In the past, his company has helped to plug intermittent drugs supply gap from international donors on an ad hoc basis. However, his firm is now of the view that the current funding difficulties being experienced by the Global Fund to Fight AIDS, Tuberculosis and Malaria (Global Fund) can be turned into an opportunity for growth of the local pharmaceutical manufacturing industry in Ghana.

The Global Fund, which is a perfect example of Public-Private Partnership (PPP) success, is a unique, international financing institution dedicated to attracting and disbursing resources to fight HIV and AIDS, TB and malaria. Following media reports in 2011 about the fund's losses, the organisation started falling short in meeting its programs as donors started with holding funding. For instance, the fund’s five-year support for the treatment of about 49,000 people living with HIV/AIDS in Ghana ended in April 2011 and is not expected to be renewed until 2013.

Dr Gyamfi is not exactly optimistic that the external funding will recover from the Global Fund scandal and he believes that the situation rather presents an ideal opportunity for the Government of Ghana to begin to look inward.

“All we have been seeing in the past ten years or so is a government at the mercy of imported drugs while the local manufacturing capacity continues to lay waste,” Dr. Gyamfi lamented in an interview with GB&F at his office at the Spintex Road, Accra.

“We should begin to take our fate in our hands and there could not be a better opportunity than this, now that we are anticipating shortfalls from The Global Fund,” he maintained stoically.

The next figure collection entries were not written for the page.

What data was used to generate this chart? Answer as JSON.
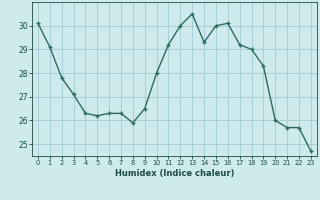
{
  "x": [
    0,
    1,
    2,
    3,
    4,
    5,
    6,
    7,
    8,
    9,
    10,
    11,
    12,
    13,
    14,
    15,
    16,
    17,
    18,
    19,
    20,
    21,
    22,
    23
  ],
  "y": [
    30.1,
    29.1,
    27.8,
    27.1,
    26.3,
    26.2,
    26.3,
    26.3,
    25.9,
    26.5,
    28.0,
    29.2,
    30.0,
    30.5,
    29.3,
    30.0,
    30.1,
    29.2,
    29.0,
    28.3,
    26.0,
    25.7,
    25.7,
    24.7
  ],
  "xlabel": "Humidex (Indice chaleur)",
  "ylim": [
    24.5,
    31.0
  ],
  "xlim": [
    -0.5,
    23.5
  ],
  "yticks": [
    25,
    26,
    27,
    28,
    29,
    30
  ],
  "xticks": [
    0,
    1,
    2,
    3,
    4,
    5,
    6,
    7,
    8,
    9,
    10,
    11,
    12,
    13,
    14,
    15,
    16,
    17,
    18,
    19,
    20,
    21,
    22,
    23
  ],
  "line_color": "#2d6b5e",
  "marker_color": "#2d6b5e",
  "bg_color": "#ceeaec",
  "grid_color": "#a8cfd4",
  "tick_label_color": "#1a4a40",
  "xlabel_fontsize": 6.0,
  "ytick_fontsize": 5.5,
  "xtick_fontsize": 4.8
}
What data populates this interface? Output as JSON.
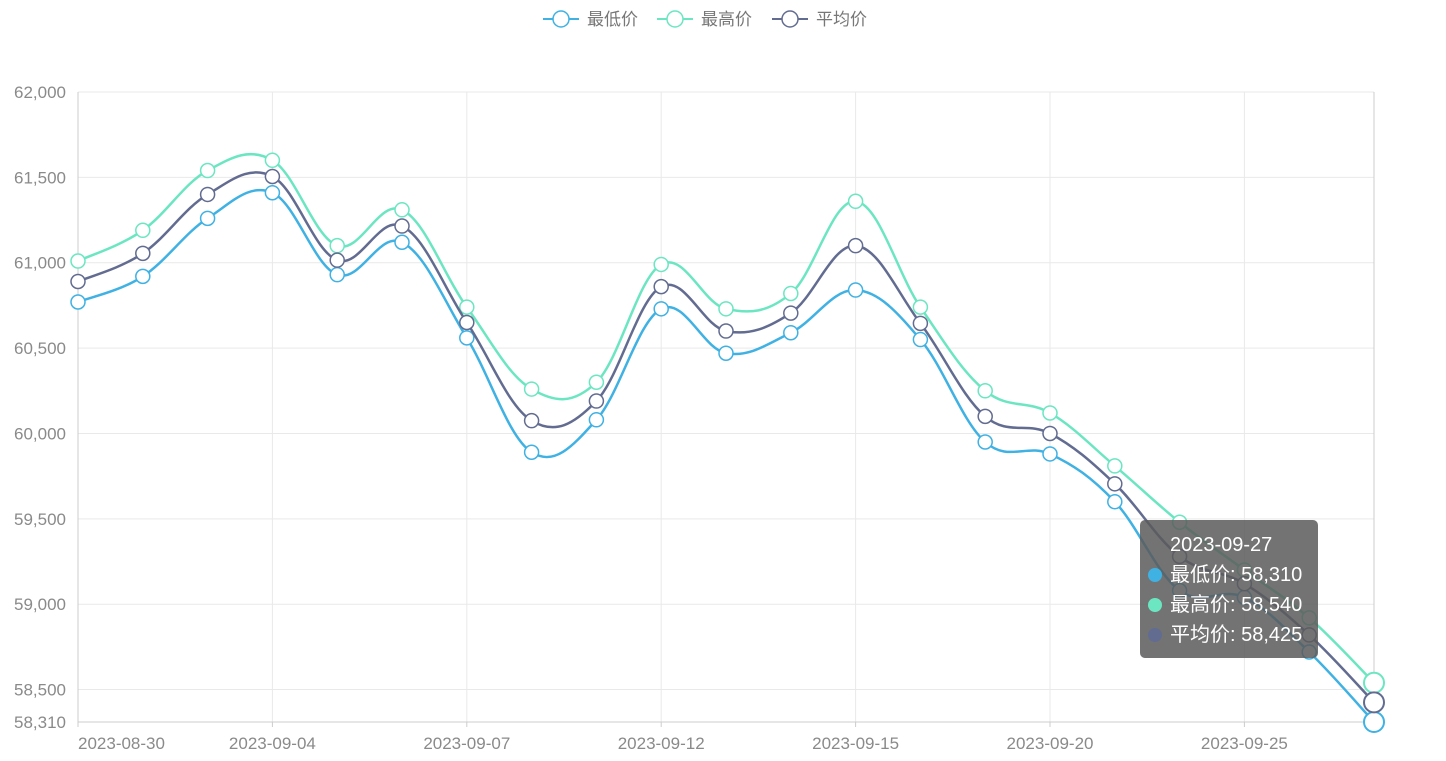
{
  "chart_data": {
    "type": "line",
    "x": [
      "2023-08-30",
      "2023-08-31",
      "2023-09-01",
      "2023-09-04",
      "2023-09-05",
      "2023-09-06",
      "2023-09-07",
      "2023-09-08",
      "2023-09-11",
      "2023-09-12",
      "2023-09-13",
      "2023-09-14",
      "2023-09-15",
      "2023-09-18",
      "2023-09-19",
      "2023-09-20",
      "2023-09-21",
      "2023-09-22",
      "2023-09-25",
      "2023-09-26",
      "2023-09-27"
    ],
    "x_tick_labels": [
      "2023-08-30",
      "2023-09-04",
      "2023-09-07",
      "2023-09-12",
      "2023-09-15",
      "2023-09-20",
      "2023-09-25"
    ],
    "y_ticks": [
      58310,
      58500,
      59000,
      59500,
      60000,
      60500,
      61000,
      61500,
      62000
    ],
    "y_tick_labels": [
      "58,310",
      "58,500",
      "59,000",
      "59,500",
      "60,000",
      "60,500",
      "61,000",
      "61,500",
      "62,000"
    ],
    "ylim": [
      58310,
      62000
    ],
    "grid": true,
    "legend_position": "top-center",
    "series": [
      {
        "name": "最低价",
        "color": "#3fb1e3",
        "values": [
          60770,
          60920,
          61260,
          61410,
          60930,
          61120,
          60560,
          59890,
          60080,
          60730,
          60470,
          60590,
          60840,
          60550,
          59950,
          59880,
          59600,
          59080,
          59040,
          58720,
          58310
        ]
      },
      {
        "name": "最高价",
        "color": "#6be6c1",
        "values": [
          61010,
          61190,
          61540,
          61600,
          61100,
          61310,
          60740,
          60260,
          60300,
          60990,
          60730,
          60820,
          61360,
          60740,
          60250,
          60120,
          59810,
          59480,
          59200,
          58920,
          58540
        ]
      },
      {
        "name": "平均价",
        "color": "#626c91",
        "values": [
          60890,
          61055,
          61400,
          61505,
          61015,
          61215,
          60650,
          60075,
          60190,
          60860,
          60600,
          60705,
          61100,
          60645,
          60100,
          60000,
          59705,
          59280,
          59120,
          58820,
          58425
        ]
      }
    ]
  },
  "tooltip": {
    "title": "2023-09-27",
    "rows": [
      {
        "label": "最低价: 58,310",
        "color": "#3fb1e3"
      },
      {
        "label": "最高价: 58,540",
        "color": "#6be6c1"
      },
      {
        "label": "平均价: 58,425",
        "color": "#626c91"
      }
    ]
  }
}
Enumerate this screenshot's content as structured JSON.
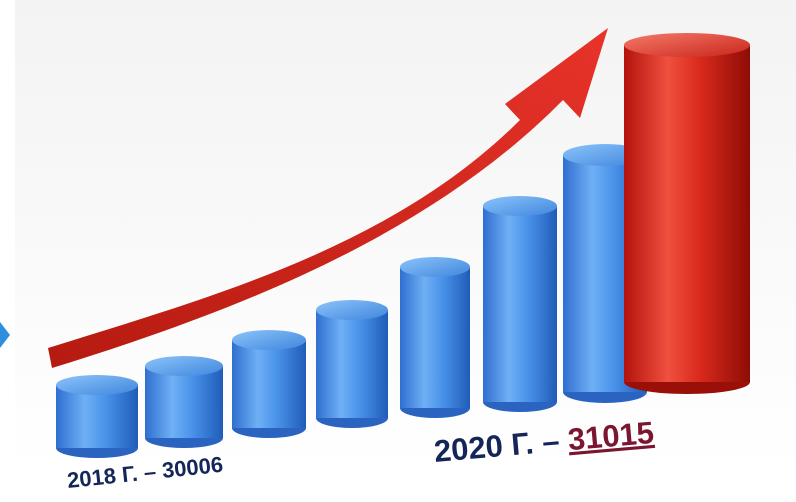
{
  "labels": [
    {
      "prefix": "2018 Г. – ",
      "value": 30006
    },
    {
      "prefix": "2020 Г. – ",
      "value": 31015
    }
  ]
}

As a matter of fact, anticipating the uncertainties that lay ahead, especially affecting middle-to low income nations like Ghana, UNAIDS, is already calling on benefitting countries to begin to invest more themselves into the collective effort rather than continue to depend on outside assistance.

Danadams is the only pharmaceutical company that manufacturers HIV ARV drugs locally in Ghana. ARV treatment, according to UNAIDS, is now recognised as preventing HIV transmission by reducing viral load.

Launched in 2005, Danadams currently engages over 250 employees and produces five ARV drugs which are yet to be prequalified by the World Health Organisation (WHO) to allow it become a part of the approved HIV/AIDS drugs that can be purchased with funding from the Global Fund.

“WHO prequalification simply means the WHO and its international and local regulatory expert partners certify your drugs. We initially submitted an expression of interest indicating that we wanted our products WHO prequalified, however, we still have to have them undergo clinical studies”,
Dr Gyamfi said.

He added: “This involves two types of studies, one of which is presenting a hurdle at the moment because of the absence of the required medical lab facilities in Ghana to do it and the cost involved in conducting the study outside. Because of this, we have not yet gotten the WHO prequalification, but we are still working on that.”

However, the drugs’ quality has been certified by an independent lab in South Africa as potent and meeting the required standard.

Yet, Dr. Gyamfi feels that the current opportunistic situation is not necessarily sustainable and is demanding definite and proactive support from the government which could guarantee more of a long term off-take agreement.

“If we are the only manufacturers of antiretroviral drugs in the country, I think that the government should take a close look at us and look for ways to give us support,” he said, adding that, “government can guarantee us a significant market for our products which would have been tested internationally and found to meet all standards.”

“With the guaranteed market, we can walk to any bank and be able to raise additional capital to produce more and have the economy of scale ultimately bring down the cost of the drugs, guaranteeing that more people access them. We are not asking the government to give us money. All we need is such market guarantees that would encourage potential financiers to make the required funds available to us. That is what the
public-private partnership is all about”, the Danadams CEO explained.